Documents without provenance are valid but should be flagged by readers. A well-formed .context file tells an AI agent not just what the answer is, but how confident to be in it.

What goes inside

All content follows a small set of conventions that make .context files consistent and interoperable across tools.

Turn fragments into context, and context into better decisions

A native macOS application for collecting research fragments from anywhere, letting AI find what matters, and exporting clean .context files ready for any AI tool.

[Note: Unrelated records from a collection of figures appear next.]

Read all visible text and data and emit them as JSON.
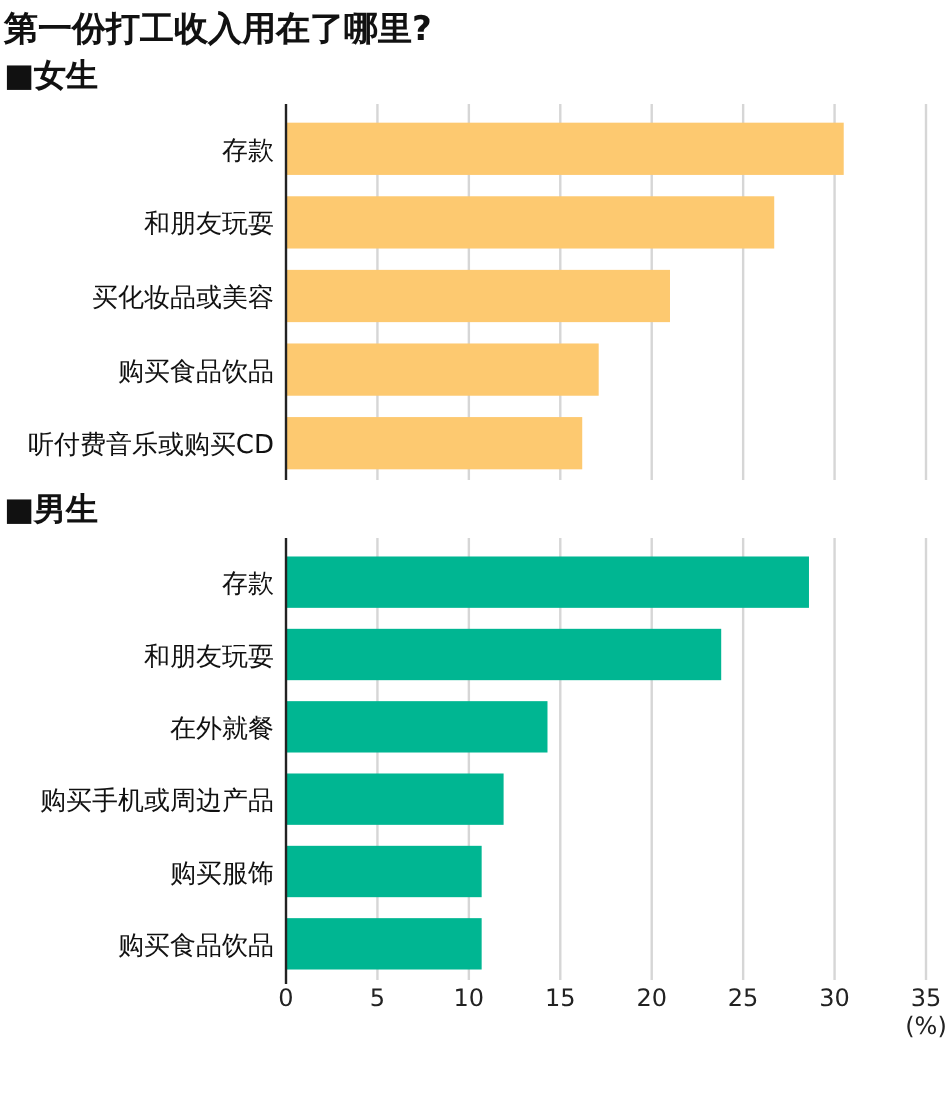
{
  "chart_data": [
    {
      "type": "bar",
      "orientation": "horizontal",
      "title": "第一份打工收入用在了哪里?",
      "subtitle": "■女生",
      "categories": [
        "存款",
        "和朋友玩耍",
        "买化妆品或美容",
        "购买食品饮品",
        "听付费音乐或购买CD"
      ],
      "values": [
        30.5,
        26.7,
        21.0,
        17.1,
        16.2
      ],
      "color": "#fdc970",
      "xlim": [
        0,
        35
      ],
      "xticks": [
        0,
        5,
        10,
        15,
        20,
        25,
        30,
        35
      ],
      "grid": "x",
      "tick_labels": "y"
    },
    {
      "type": "bar",
      "orientation": "horizontal",
      "title": "■男生",
      "xlabel": "(%)",
      "categories": [
        "存款",
        "和朋友玩耍",
        "在外就餐",
        "购买手机或周边产品",
        "购买服饰",
        "购买食品饮品"
      ],
      "values": [
        28.6,
        23.8,
        14.3,
        11.9,
        10.7,
        10.7
      ],
      "color": "#00b692",
      "xlim": [
        0,
        35
      ],
      "xticks": [
        0,
        5,
        10,
        15,
        20,
        25,
        30,
        35
      ],
      "grid": "x"
    }
  ]
}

Context app — collect sources, AI organises and surfaces insights, export a clean .context file

Import Markdown, PDFs, transcripts, Apple Notes, and web links. The AI sorts and organises every import, spots significance, finds patterns, and checks progress against your knowledge base — you review and approve. When you're ready, export a portable, LLM-ready .context file in one click.

Collect anything

Drag in files or paste URLs. Supports Markdown, PDF, plain text, Apple Notes, and web links.

AI-powered organisation

The AI sorts imports, spots significance, finds repeated themes, and matches against your existing knowledge base.

One workspace

Sources, notes, people, and open questions — all in one place, with tags to navigate across projects.

Quick capture

Keyboard shortcuts for adding notes, links, and transcripts without breaking your flow.

Context health

Live indicators for metadata completeness, source linkage, provenance clarity, and export readiness.

Export .context

One click produces a portable, minimal, LLM-ready .context file from your workspace.

Where things stand

Version 0.1 — Working Draft

The spec is stable enough to build against. The reference implementation (Context Reader v1) validates the format in production use. The format is in active use; the spec may receive backward-compatible clarifications before a 1.0 release.

Draft
  • Should the format support deltas or patches between versions?
  • How should sensitive sections (PII, commercial confidentiality) be marked and optionally encrypted?
  • Should there be a standard schema for stakeholder profiles, or is that left to convention?
  • What is the relationship between multiple .context files — composition, inheritance, cross-references?
  • Should AGENTS.md have a structured schema, or remain free-form prose?